Joe should have known better but he didn't. He was my sister's husband and a veteran of the mess in Korea back in the early '50s.
On my leave before Vietnam he quietly gave me a Sacred Heart of Jesus card that he'd carried during the Korean Conflict. He'd received it from his sainted Irish mother - all Irish mothers bein' saints 'cause their husbands tended to test them on a daily basis - and it might even have been blessed by a priest. His mom was one hundred percent Irish and the Irish love to make their priests work for a living. I don't recall what was said when he pressed it into my hand. But I suppose it had something to do with the card being a talisman that would protect me as it had him.
What could I say? Of course I accepted it. Not that I didn't believe it would protect me. It was more, or at least should have been more, along the line of,
What the hell are you thinking? That's all I need right now. You're giving me something you've carried in your wallet for 19 years, that bears great meaning for you. Do you have any idea how much this thing weighs psychologically? And you're handing it over to me so I can even make it heavier? Crap! Nothing like carrying two generations of war on my back when I'm humping the boonies. If I die with this thing in my wallet, how you gonna feel then, huh? And how will your mother feel if she finds out? And what would it say about me that God didn't care enough to save my sorry ass.
Truth was, my brain said something closer to,
Okie-dokie. Thanks a lot. Hope I don't lose it.
The 'don't lose it' part was there from the get-go and never went away.
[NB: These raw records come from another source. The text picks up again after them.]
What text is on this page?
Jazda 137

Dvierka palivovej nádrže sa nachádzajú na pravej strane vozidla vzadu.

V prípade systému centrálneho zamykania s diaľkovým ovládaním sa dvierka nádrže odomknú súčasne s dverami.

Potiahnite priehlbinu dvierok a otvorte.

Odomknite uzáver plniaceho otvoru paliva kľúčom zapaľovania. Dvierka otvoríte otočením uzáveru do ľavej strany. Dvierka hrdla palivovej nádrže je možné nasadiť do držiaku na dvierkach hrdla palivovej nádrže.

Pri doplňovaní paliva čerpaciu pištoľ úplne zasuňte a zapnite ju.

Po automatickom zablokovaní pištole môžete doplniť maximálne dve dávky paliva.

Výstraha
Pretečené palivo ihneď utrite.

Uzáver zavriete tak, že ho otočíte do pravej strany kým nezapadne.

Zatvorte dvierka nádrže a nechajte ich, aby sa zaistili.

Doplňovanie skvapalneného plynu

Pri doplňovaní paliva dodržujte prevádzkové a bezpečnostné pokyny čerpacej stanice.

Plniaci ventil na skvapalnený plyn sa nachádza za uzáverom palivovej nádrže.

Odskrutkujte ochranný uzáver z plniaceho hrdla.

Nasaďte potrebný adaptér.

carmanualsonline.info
When I left for Vietnam I now had two things to worry me, don't die and don't lose the card.
So of course I lost it. Could have lost it pretty much anywhere in the Delta, Dong Tam, Moore, the boonies, or even up at Moc Hoa where we were putting in a week helping build a fire support base near the Cambodian border. Anyhow, at Moc Hoa I discovered it was gone when I was doing my weekly wallet check for Jesus.
Moc Hoa was a hoot. When we weren't stringing concertina wire we were running patrols, burning our bodies top to bum in the swimming hole the Corps of Engineers had carved into a rice paddy, or sitting around at night shooting the shit, hoping we wouldn't be over run 'cause we were out of artillery range. It was there four of us realized we'd all been drunk in the same hole in the wall bar. Oddly enough, the bar was called The Pit. And it sure was one.
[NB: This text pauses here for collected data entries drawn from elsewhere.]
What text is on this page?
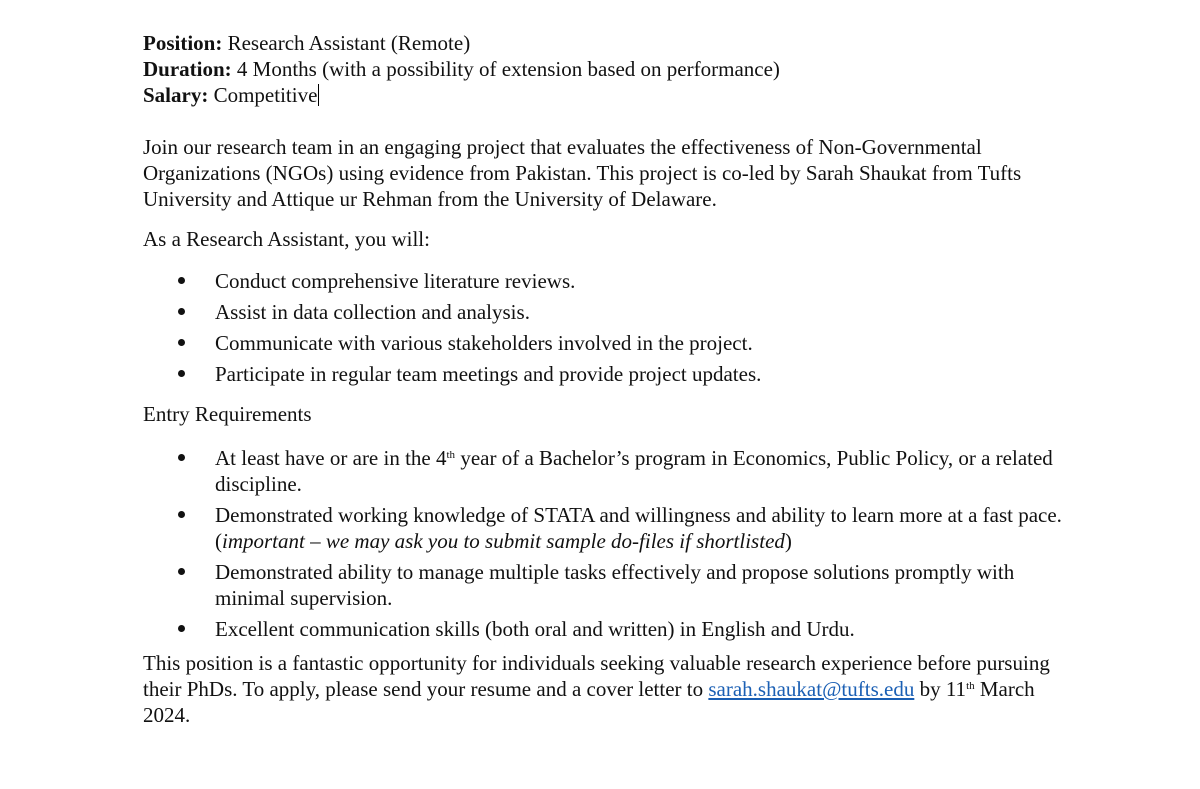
Position: Research Assistant (Remote)

Duration: 4 Months (with a possibility of extension based on performance)

Salary: Competitive

Join our research team in an engaging project that evaluates the effectiveness of Non-Governmental Organizations (NGOs) using evidence from Pakistan. This project is co-led by Sarah Shaukat from Tufts University and Attique ur Rehman from the University of Delaware.

As a Research Assistant, you will:

Conduct comprehensive literature reviews.
Assist in data collection and analysis.
Communicate with various stakeholders involved in the project.
Participate in regular team meetings and provide project updates.

Entry Requirements

At least have or are in the 4th year of a Bachelor’s program in Economics, Public Policy, or a related discipline.
Demonstrated working knowledge of STATA and willingness and ability to learn more at a fast pace. (important – we may ask you to submit sample do-files if shortlisted)
Demonstrated ability to manage multiple tasks effectively and propose solutions promptly with minimal supervision.
Excellent communication skills (both oral and written) in English and Urdu.

This position is a fantastic opportunity for individuals seeking valuable research experience before pursuing their PhDs. To apply, please send your resume and a cover letter to sarah.shaukat@tufts.edu by 11th March 2024.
Gotta admit I was bummed out when I realized Jesus had flown the coop. And that was before I'd even heard the phrase 'bummed out'. I quickly put it out of my mind knowing I had nine months left in country to make up a good story,
Yeah, we were in this fire fight, see? And I was target numero uno for this VC with a machine gun. Bullets cracked past by me like a hiveful of angry bees with death on their minds. Finally, he got the range figured out. Zeroed in and I was a goner for sure. But then the Sacred Heart you gave me crawled out of my wallet and started deflecting bullets, right, left, and straight back at their godless faces. Must have knocked away a hundred or so before Charley ran put of rounds and high tailed it out of there. Next thing I knew, the card turns into a white dove, flies up to the top of a nipa palm, and disappears. Poof! Yeah, that's what happened. Must've 'cause there's no way I could make up something like that.
Don't know if that would have been the story I'd have gone with but it was better than most.
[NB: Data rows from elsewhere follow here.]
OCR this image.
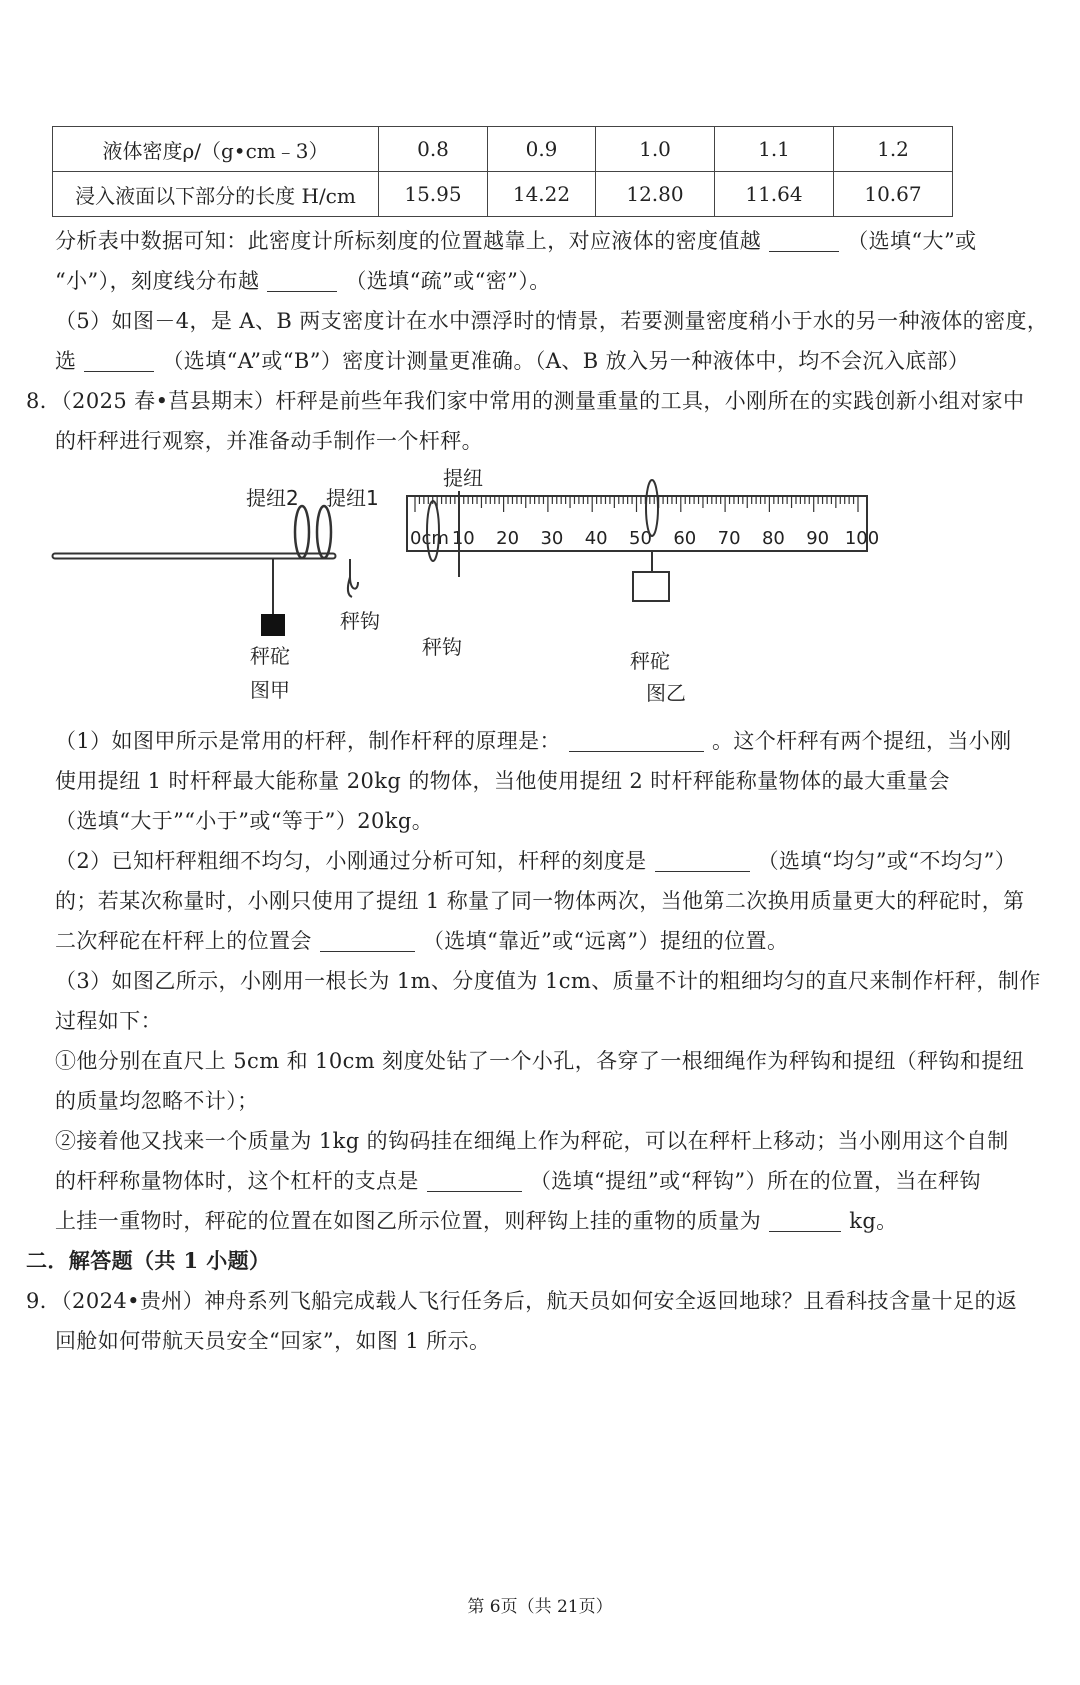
液体密度ρ/（g•cm﹣3）	0.8	0.9	1.0	1.1	1.2
浸入液面以下部分的长度 H/cm	15.95	14.22	12.80	11.64	10.67
分析表中数据可知：此密度计所标刻度的位置越靠上，对应液体的密度值越	（选填“大”或
“小”），刻度线分布越	（选填“疏”或“密”）。
（5）如图－4，是 A、B 两支密度计在水中漂浮时的情景，若要测量密度稍小于水的另一种液体的密度，
选	（选填“A”或“B”）密度计测量更准确。（A、B 放入另一种液体中，均不会沉入底部）
8．（2025 春•莒县期末）杆秤是前些年我们家中常用的测量重量的工具，小刚所在的实践创新小组对家中
的杆秤进行观察，并准备动手制作一个杆秤。
提纽2 提纽1
秤砣
图甲
秤钩
0cm 10 20 30 40 50 60 70 80 90 100
提纽
秤钩
秤砣
图乙
（1）如图甲所示是常用的杆秤，制作杆秤的原理是：	。这个杆秤有两个提纽，当小刚
使用提纽 1 时杆秤最大能称量 20kg 的物体，当他使用提纽 2 时杆秤能称量物体的最大重量会
（选填“大于”“小于”或“等于”）20kg。
（2）已知杆秤粗细不均匀，小刚通过分析可知，杆秤的刻度是	（选填“均匀”或“不均匀”）
的；若某次称量时，小刚只使用了提纽 1 称量了同一物体两次，当他第二次换用质量更大的秤砣时，第
二次秤砣在杆秤上的位置会	（选填“靠近”或“远离”）提纽的位置。
（3）如图乙所示，小刚用一根长为 1m、分度值为 1cm、质量不计的粗细均匀的直尺来制作杆秤，制作
过程如下：
①他分别在直尺上 5cm 和 10cm 刻度处钻了一个小孔，各穿了一根细绳作为秤钩和提纽（秤钩和提纽
的质量均忽略不计）；
②接着他又找来一个质量为 1kg 的钩码挂在细绳上作为秤砣，可以在秤杆上移动；当小刚用这个自制
的杆秤称量物体时，这个杠杆的支点是	（选填“提纽”或“秤钩”）所在的位置，当在秤钩
上挂一重物时，秤砣的位置在如图乙所示位置，则秤钩上挂的重物的质量为	kg。
二．解答题（共 1 小题）
9．（2024•贵州）神舟系列飞船完成载人飞行任务后，航天员如何安全返回地球？且看科技含量十足的返
回舱如何带航天员安全“回家”，如图 1 所示。
第 6页（共 21页）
After our week's vacation at Moc Hoa we flew back to Moore. A day later, on my way to the bunker me, Weasel, and Papa-san occupied at night, there, right in front of me on the ground, half buried in the dirt, was the Sacred Heart. Maybe not a miracle, but it got me wondering.
Of course, a week or two later I lost it again. No idea where it went. If you ever take a trip to Vietnam, I know I won't, but if you do, check out the tops of any nipa palms you might pass while cruising through the Delta. If you spy any white doves, let me know via the comments column for this blog.
Yes, I did lose the Sacred Heart twice. And found it once. Took me a couple of decades to let Joe know. He laughed it off.